Lui et Coraïl, après un moment de latence, s’en retournèrent vers le village, mais quelque chose alerta la chasseresse qui dressa l’oreille, aux aguets.
─ Tu as entendu quelque chose ?
─ Chut !
Sa main avait empoigné son arc et l’autre tirait déjà une flèche de son carquois. Et puis, sans prévenir, elle attrapa Jilam par le col et le balança dans un fourré. Le jeune homme n’eut pas le temps de comprendre qu’elle s’était volatilisée sans le moindre bruit. Des craquements se firent alors entendre. Des éclats de voix. Jilam retint sa respiration. Du sous-bois émergèrent un groupe d’hommes, tous équipés de fusils. Des chasseurs. Que faisaient-ils ici ? Jilam compta... quatorze en tout. Une sacrée troupe.
─ Bah alors Farrow, c’est encore loin ton étang ? On se les gèle dans le coin.
─ Ferme-la Glamdel ! Tu vas l’effrayer.
─ J’y crois toujours pas à ton histoire de buffle.
─ Pourquoi tu m’as suivi dans ce cas, bougre d’idiot ? Maintenant tu la boucles ou je te colle un coup de crosse dans ta grande gueule !

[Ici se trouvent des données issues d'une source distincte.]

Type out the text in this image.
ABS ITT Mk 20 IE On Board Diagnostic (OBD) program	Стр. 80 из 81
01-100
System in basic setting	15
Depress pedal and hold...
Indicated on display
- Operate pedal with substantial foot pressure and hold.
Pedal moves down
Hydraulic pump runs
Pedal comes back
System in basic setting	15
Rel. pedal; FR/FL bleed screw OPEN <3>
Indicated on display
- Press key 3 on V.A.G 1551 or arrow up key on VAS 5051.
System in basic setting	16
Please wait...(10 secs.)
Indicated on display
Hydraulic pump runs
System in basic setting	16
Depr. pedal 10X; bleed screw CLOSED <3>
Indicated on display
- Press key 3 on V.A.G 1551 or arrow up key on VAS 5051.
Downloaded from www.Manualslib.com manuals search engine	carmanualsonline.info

La troupe s’éloigna au seul son des branches cassées, des cliquetis de métal et des bougonnements de Glamdel. Jilam décida de rester planqué encore un moment. Ses mains et son visage commencèrent à le démanger, puis tout le reste. Sa chance légendaire avait voulu qu’il atterrisse sur un parterre d’orties. Il émergea du buisson rouge comme une tomate, et sursauta quand Coraïl atterrit sous son nez. Il leva les yeux au ciel et eut peine à percevoir la branche la plus basse du sapin dans lequel elle s’était nichée.
─ Des humains, ici ? C’était quoi les engins qu’ils trimballaient avec eux ? Ça ressemblait à ceux que fabrique mon père.
─ Des fusils. Ça crache du feu, lui expliqua-t-il, avant d’ajouter, d’une voix inquiète : Coraïl, ils se dirigeaient vers l’étang.
─ Je sais. Je les ai entendus. Je vais les suivre. Toi, tu retournes au village.
─ Pas de problème... sauf que je ne connais pas le chemin.
La lutine jura, puis lui fit signe de l’accompagner. Tous les deux restèrent à bonne distance des chasseurs tout en restant à portée de l’ouïe surdéveloppée de Coraïl. Soudain, un coup de feu retentit, pareil au tonnerre. Affolés, ils se précipitèrent jusqu’à l’étang.
─ NOOOON !!!!!
Les chasseurs euphoriques se tournèrent vers Coraïl. Ils entouraient le corps du buffle d’eau, qu’un trou sanglant perçait au niveau de l’estomac. Des sifflements émanaient de la carcasse.
─ Qui c’est celle-là ? demanda une voix goguenarde.
Jilam vit les traits gracieux de la lutine se transformer en rage meurtrière. En une fraction de seconde, elle avait décochée sa flèche. Le temps d’entendre le claquement de la corde et l’un des tueurs s’effondrait, une hampe plantée en plein cœur.
─ Glamdel, putain !!!
Les fusils se dressèrent, les canons tous pointés sur Coraïl qui, déjà, avait empenné un autre trait. Jilam se précipita pour la plaquer au sol juste avant que les balles ne ricochent contre le rocher derrière eux.
Un long cri perçant, semblant provenir des entrailles de la terre, déchira l’air tandis qu’une nuée sombre recouvrait l’éclat de l’aube. Une ombre passa au-dessus de l’étang dont les eaux se mirent à bouillir. Jilam vit le saule pleureur se dessécher et mourir. Les chasseurs, paralysés par la peur, fixaient avec effroi la carcasse du buffle qui enflait, gonflait de plus en plus, jusqu’à éclater. Certains des hommes s’enfuirent en hurlant. Les autres s’agitaient comme des déments alors que le miasme grouillant les engloutissait, leurs cris avalés par le sifflement du vent qui sortait du sol.